The original plates were constructed of 48 stereotype clichés, eight stamps wide and six stamps deep, affixed to a wooden base with a small brass nail in each corner of the clichés. The nails show up as white holes in the design, having been recessed below the level of each metal cliché. The value tablets remained solid on the master dies and from these four matrices the four values were made. Each matrix had the denomination cut into the solid areas: "Dos Ps", "Tres Ps", "Cuato Ps" [sic] and "Cinco Ps". From these the 48 clichés were stereotyped and affixed to the wood base. Unique affixing holes and flaws make it possible to identify different plate positions.

In June 1864, the fact that there were some modifications to the plates of these stamps was already mentioned in the world's first dedicated stamp journal, Stamp Collectors' Review and Monthly Advertiser.

Even Barquitos stamps without notable errors are considered a great classic and highly prized. They were the highest priced stamps listed in the 1868 issue of the Scott Postage Stamp Catalogue, and by the 1940 edition were valued at $3,000.

==Modifications==
To make the two new denominations, each cliché was altered. The 5-peso value was turned into a 1-peso by modifying the text "Cinco Ps", removing the "C" and "co" to make it read "In Ps". The 4-peso was turned into a 4-reales by removing part of the "Cuato Ps" text.
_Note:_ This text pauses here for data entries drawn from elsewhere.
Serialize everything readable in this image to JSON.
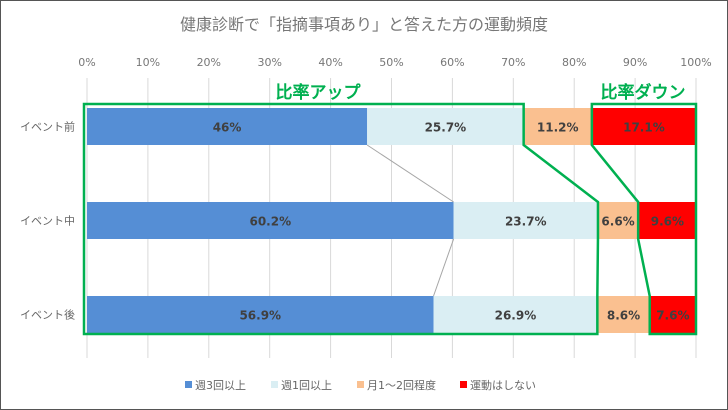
{
  "chart_data": {
    "type": "bar",
    "stacked": "percent",
    "orientation": "horizontal",
    "title": "健康診断で「指摘事項あり」と答えた方の運動頻度",
    "categories": [
      "イベント前",
      "イベント中",
      "イベント後"
    ],
    "series": [
      {
        "name": "週3回以上",
        "values": [
          46,
          60.2,
          56.9
        ],
        "labels": [
          "46%",
          "60.2%",
          "56.9%"
        ],
        "color": "#558ED5"
      },
      {
        "name": "週1回以上",
        "values": [
          25.7,
          23.7,
          26.9
        ],
        "labels": [
          "25.7%",
          "23.7%",
          "26.9%"
        ],
        "color": "#DAEEF3"
      },
      {
        "name": "月1〜2回程度",
        "values": [
          11.2,
          6.6,
          8.6
        ],
        "labels": [
          "11.2%",
          "6.6%",
          "8.6%"
        ],
        "color": "#FAC090"
      },
      {
        "name": "運動はしない",
        "values": [
          17.1,
          9.6,
          7.6
        ],
        "labels": [
          "17.1%",
          "9.6%",
          "7.6%"
        ],
        "color": "#FF0000"
      }
    ],
    "xlim": [
      0,
      100
    ],
    "xticks": [
      "0%",
      "10%",
      "20%",
      "30%",
      "40%",
      "50%",
      "60%",
      "70%",
      "80%",
      "90%",
      "100%"
    ],
    "grid": true,
    "legend": "bottom",
    "annotations": [
      {
        "text": "比率アップ",
        "color": "#00B050"
      },
      {
        "text": "比率ダウン",
        "color": "#00B050"
      }
    ]
  }
}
First the lower curve of the "P" was excised, making it read "rs", and later it was modified again by removing the "Cu" and "o" of "Cuato", making it read "T rs", the closest approximation of "1 rs".

==Provenance==
This pair were exhibited in 1986 as part of the Aristocrats of Philately displays at Ameripex and again at Anphilex in 1996. They were previously owned by Alfred H. Caspary until 1958, Lars Amundsen, Joseph Schatzkés, John Robert Boker, Jr., and Gabriel Sanchez. They were also illustrated in Leon Norman Williams' Encyclopedia of Rare and Famous Stamps. The Caspary vertical tete-beche pair sold in 2008 at auction for $575,000.

==A second example==
While the Buenos Aires 1859 1p "In Ps" tête-bêche pair is the only known vertical set, a horizontal pairing in position 33 and 34 was first recorded in Philipp von Ferrary's collection. It was later acquired by Alfred F. Lichtenstein in 1923. Lichtenstein later exhibited the stamp in 1940 at the centenary celebrations of the postage stamp, by the Collectors Club of New York. The Ferrary-Lichtenstein horizontal tête-bêche pair has not been seen since 1940 and is presumed lost to philately.